UTUSANINDO.COM, Jakarta – Anggota DPR RI Komisi VI, Hj. Nevi Zuairina, memperhatikan kondisi petani sawit mengalami penderitaan akibat tandan buah segar (TBS) harganya anjlok, akibat kebijakan larangan ekspor CPO pemerintah.
“Tujuan pemerintah melarang bahan baku minyak goreng berupa CPO ini kan bagus agar ketersediaan minyak goreng dalam negeri menjadi tersedia dengan harga terjangkau seperti tahun lalu. Tapi pada kenyataannya, setelah CPO dilarang ekspor, Harga minyak goreng tetap tinggi dan petani malah menderita karena larangan ekspor crude palm oil (CPO) berdampak pada anjloknya harga tandan buah segar (TBS) yang turut menekan perekonomian para petani sawit,” ujar Nevi.
Politisi PKS ini menerangkan bahwa Harga minyak goreng mulai merangkak naik sejak bulan September 2021.
Berdasarkan data dari Pusat Informasi Harga Pangan Strategis (PIHPS) Nasional, saat itu harganya masih Rp15.000 per liter.
Namun beberapa bulan kemudian harga terus naik, sampai dengan bulan Januari 2022 harga minyak goreng mencapai rata-rata Rp20.000 per liternya.
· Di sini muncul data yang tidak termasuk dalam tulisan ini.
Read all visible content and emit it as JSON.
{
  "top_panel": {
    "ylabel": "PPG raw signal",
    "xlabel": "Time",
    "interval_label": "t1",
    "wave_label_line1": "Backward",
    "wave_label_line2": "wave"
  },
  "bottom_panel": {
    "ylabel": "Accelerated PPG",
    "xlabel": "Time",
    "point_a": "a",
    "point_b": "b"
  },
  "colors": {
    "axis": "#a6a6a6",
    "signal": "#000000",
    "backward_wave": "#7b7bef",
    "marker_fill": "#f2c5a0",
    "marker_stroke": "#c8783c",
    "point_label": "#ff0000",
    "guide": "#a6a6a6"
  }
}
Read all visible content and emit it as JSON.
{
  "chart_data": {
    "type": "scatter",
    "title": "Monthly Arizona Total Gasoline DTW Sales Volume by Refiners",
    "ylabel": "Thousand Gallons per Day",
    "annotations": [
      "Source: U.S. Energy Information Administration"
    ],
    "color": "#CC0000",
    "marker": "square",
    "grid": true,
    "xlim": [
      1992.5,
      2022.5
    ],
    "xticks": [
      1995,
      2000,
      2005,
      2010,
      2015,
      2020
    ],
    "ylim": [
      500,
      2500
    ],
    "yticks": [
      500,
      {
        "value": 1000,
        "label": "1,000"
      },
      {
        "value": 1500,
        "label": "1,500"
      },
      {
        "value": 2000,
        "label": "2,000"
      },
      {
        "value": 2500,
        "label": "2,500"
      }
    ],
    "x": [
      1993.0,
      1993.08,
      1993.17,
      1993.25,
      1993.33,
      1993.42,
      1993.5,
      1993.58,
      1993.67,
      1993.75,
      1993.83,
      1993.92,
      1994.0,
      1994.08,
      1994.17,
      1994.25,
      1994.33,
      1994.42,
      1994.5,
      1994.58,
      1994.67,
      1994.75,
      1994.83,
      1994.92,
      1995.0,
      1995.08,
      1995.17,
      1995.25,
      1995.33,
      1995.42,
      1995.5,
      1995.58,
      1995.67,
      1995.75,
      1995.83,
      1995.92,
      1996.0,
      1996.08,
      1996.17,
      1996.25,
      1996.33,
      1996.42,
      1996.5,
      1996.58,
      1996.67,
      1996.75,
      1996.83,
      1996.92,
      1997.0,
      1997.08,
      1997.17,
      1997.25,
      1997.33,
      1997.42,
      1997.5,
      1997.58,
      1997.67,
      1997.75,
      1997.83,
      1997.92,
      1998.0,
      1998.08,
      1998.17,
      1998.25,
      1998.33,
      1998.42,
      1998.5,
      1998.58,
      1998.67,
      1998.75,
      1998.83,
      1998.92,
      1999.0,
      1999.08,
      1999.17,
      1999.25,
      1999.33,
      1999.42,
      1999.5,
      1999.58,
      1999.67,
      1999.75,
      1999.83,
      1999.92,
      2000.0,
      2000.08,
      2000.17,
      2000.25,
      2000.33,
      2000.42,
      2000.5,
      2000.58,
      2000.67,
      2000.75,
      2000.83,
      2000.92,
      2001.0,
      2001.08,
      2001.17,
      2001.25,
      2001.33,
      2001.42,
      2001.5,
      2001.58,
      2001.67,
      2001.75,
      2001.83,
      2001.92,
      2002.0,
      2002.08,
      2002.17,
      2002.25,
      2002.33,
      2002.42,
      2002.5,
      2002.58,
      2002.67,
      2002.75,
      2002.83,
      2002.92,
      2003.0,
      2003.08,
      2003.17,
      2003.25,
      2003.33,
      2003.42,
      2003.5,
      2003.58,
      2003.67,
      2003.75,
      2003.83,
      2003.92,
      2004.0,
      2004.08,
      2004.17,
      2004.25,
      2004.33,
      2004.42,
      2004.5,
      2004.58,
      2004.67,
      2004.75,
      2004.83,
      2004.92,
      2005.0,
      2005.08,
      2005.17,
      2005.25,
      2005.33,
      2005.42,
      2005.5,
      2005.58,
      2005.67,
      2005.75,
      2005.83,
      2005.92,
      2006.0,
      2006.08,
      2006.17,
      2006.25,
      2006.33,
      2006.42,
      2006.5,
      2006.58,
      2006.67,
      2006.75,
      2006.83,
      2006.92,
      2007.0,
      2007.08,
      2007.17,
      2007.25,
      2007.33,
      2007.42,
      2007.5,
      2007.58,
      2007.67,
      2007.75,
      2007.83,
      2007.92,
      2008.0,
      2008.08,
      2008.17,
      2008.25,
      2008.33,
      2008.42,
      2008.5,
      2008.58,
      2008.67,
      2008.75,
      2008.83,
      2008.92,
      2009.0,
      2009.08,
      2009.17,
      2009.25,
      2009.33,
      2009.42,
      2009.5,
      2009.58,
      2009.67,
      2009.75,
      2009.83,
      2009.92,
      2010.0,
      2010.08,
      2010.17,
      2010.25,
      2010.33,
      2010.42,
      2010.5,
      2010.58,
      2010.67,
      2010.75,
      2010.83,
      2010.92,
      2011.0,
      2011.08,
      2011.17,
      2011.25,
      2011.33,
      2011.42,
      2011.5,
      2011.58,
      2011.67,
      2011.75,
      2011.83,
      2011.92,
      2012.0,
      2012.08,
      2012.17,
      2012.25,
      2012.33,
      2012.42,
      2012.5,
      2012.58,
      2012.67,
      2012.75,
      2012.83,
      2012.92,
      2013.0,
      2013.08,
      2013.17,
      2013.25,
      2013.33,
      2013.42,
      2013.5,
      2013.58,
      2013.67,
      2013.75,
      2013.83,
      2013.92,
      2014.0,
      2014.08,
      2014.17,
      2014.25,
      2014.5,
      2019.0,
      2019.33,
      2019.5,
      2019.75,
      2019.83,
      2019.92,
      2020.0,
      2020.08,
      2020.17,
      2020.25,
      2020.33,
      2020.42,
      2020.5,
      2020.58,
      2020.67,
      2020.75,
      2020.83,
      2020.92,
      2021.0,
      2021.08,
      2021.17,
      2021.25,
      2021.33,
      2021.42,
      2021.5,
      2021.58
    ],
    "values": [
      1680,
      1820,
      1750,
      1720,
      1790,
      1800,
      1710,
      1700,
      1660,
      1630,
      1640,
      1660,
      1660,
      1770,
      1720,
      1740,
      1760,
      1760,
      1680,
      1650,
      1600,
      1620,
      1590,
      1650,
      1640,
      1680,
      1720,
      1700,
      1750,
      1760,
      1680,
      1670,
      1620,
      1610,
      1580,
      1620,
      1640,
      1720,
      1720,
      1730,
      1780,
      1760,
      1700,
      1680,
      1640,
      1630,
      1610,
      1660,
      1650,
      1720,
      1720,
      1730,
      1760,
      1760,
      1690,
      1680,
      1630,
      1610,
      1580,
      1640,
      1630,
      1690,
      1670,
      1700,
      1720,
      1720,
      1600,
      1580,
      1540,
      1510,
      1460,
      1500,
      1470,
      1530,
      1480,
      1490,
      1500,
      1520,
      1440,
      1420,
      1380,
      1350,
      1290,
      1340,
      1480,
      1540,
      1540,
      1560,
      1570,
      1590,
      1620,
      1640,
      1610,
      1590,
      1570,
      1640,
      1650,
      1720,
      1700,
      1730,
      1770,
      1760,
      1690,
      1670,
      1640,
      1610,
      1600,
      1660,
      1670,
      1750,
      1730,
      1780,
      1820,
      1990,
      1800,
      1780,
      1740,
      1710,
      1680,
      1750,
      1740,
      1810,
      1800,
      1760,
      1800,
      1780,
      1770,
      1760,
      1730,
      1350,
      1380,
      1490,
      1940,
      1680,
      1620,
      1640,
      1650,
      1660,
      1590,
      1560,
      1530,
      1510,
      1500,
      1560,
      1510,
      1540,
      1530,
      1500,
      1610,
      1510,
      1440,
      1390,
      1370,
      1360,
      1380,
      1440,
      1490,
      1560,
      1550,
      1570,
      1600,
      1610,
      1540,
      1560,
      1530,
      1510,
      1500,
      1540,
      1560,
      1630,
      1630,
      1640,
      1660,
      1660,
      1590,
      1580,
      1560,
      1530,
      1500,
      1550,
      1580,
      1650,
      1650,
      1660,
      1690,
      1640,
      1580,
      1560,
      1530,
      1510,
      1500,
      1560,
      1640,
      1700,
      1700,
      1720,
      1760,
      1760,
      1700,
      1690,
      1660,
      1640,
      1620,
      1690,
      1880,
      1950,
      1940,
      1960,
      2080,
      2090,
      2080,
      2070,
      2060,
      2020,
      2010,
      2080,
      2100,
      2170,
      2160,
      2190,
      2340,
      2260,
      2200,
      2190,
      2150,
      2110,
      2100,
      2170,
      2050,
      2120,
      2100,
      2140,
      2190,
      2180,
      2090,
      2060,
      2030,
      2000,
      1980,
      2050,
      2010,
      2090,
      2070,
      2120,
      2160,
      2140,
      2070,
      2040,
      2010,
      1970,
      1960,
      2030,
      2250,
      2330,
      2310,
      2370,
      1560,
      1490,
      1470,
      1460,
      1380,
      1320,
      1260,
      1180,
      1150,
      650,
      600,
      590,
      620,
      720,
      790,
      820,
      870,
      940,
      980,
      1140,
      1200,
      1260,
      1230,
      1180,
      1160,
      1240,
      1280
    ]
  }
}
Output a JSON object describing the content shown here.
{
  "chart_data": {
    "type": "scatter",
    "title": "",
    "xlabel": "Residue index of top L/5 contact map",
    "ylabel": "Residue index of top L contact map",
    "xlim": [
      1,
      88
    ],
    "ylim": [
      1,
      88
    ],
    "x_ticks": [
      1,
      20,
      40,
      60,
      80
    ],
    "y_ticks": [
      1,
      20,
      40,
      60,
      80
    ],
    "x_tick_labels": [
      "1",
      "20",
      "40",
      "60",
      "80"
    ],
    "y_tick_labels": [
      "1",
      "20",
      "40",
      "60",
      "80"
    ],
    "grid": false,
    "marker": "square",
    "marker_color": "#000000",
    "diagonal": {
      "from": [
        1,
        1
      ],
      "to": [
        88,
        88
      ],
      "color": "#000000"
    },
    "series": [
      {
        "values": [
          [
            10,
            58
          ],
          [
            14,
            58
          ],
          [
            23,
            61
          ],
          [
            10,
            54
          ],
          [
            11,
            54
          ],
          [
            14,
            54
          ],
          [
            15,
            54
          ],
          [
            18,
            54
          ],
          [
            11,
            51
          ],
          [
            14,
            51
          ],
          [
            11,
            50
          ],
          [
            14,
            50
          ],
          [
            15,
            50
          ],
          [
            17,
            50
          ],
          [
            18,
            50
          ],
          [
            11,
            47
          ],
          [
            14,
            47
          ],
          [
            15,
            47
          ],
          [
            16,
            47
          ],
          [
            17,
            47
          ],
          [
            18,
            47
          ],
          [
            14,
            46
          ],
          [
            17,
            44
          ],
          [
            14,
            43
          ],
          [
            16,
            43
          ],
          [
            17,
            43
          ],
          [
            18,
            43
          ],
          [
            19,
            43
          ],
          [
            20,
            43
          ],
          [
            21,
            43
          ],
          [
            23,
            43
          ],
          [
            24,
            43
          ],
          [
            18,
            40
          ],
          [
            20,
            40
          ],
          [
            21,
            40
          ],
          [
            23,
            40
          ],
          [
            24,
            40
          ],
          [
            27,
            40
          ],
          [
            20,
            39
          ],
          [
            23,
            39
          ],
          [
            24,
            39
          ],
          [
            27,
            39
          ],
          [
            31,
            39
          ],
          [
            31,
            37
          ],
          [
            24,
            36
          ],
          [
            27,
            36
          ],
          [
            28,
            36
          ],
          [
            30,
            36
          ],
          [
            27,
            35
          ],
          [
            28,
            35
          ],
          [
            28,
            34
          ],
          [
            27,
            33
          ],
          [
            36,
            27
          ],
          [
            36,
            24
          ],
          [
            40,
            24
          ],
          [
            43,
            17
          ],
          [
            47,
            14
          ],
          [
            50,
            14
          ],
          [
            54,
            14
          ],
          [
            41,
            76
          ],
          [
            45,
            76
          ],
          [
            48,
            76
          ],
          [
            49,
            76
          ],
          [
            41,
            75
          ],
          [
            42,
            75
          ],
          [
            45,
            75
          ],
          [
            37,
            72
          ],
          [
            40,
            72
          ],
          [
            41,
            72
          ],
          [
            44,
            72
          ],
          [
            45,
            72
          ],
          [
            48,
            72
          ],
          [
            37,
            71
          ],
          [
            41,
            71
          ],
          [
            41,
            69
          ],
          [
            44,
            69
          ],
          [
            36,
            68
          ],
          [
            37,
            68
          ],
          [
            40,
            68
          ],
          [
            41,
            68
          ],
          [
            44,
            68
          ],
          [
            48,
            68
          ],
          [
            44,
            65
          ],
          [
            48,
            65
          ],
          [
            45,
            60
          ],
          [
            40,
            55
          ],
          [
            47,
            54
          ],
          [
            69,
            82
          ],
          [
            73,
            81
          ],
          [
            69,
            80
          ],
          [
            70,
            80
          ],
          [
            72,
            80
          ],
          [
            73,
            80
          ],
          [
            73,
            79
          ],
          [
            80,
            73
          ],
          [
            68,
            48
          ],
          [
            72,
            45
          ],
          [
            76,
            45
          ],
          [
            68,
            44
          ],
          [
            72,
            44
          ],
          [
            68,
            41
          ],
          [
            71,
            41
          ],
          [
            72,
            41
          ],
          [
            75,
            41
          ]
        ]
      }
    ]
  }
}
Bahkan kini sejak bulan ramadhan hingga pasca lebaran idul fitri, harga minyak goreng dalam kemasan di pasar modern masih bertengger di harga 50 ribu per dua liter.
“Sudah tidak berefek kebijakan pemerintah dengan berbagai peraturannya. Alih-alih untuk menjaga stabilitas harga minyak goreng, yang ada malah kebijakan larangan ekspor minyak sawit mentah (crude palm oil/CPO) membuat harga beli tandan buah segar (TBS) sawit petani di sejumlah daerah melorot dan bisa berdampak terhadap pertumbuhan ekonomi,” ujar Nevi.
Legislator asal Sumatera Barat II ini menjelaskan, bahwa fraksinya FPKS, mendesak pemerintah agar petani dibantu dengan berbagai insentif.
Menurutnya, pemerintah harus bertanggung jawab sebagai dampak kebijakan ini pada petani sawit dengan membantu mereka melalui berbagai insentif yg meringankan mereka, baik insentif di input, di proses, di outputnya, atau insentif harga.
“Saya berharap, ada evaluasi menyeluruh terhadap seluruh kebijakan terkait minyak goreng ini. Semua serba try and error, tapi banyak melesetnya ditunjukkan semua kebijakan dikeluarkan tidak ada dapat menyelesaikan persoalan minyak goreng berlarut-larut,” ujar Nevi Zuairina.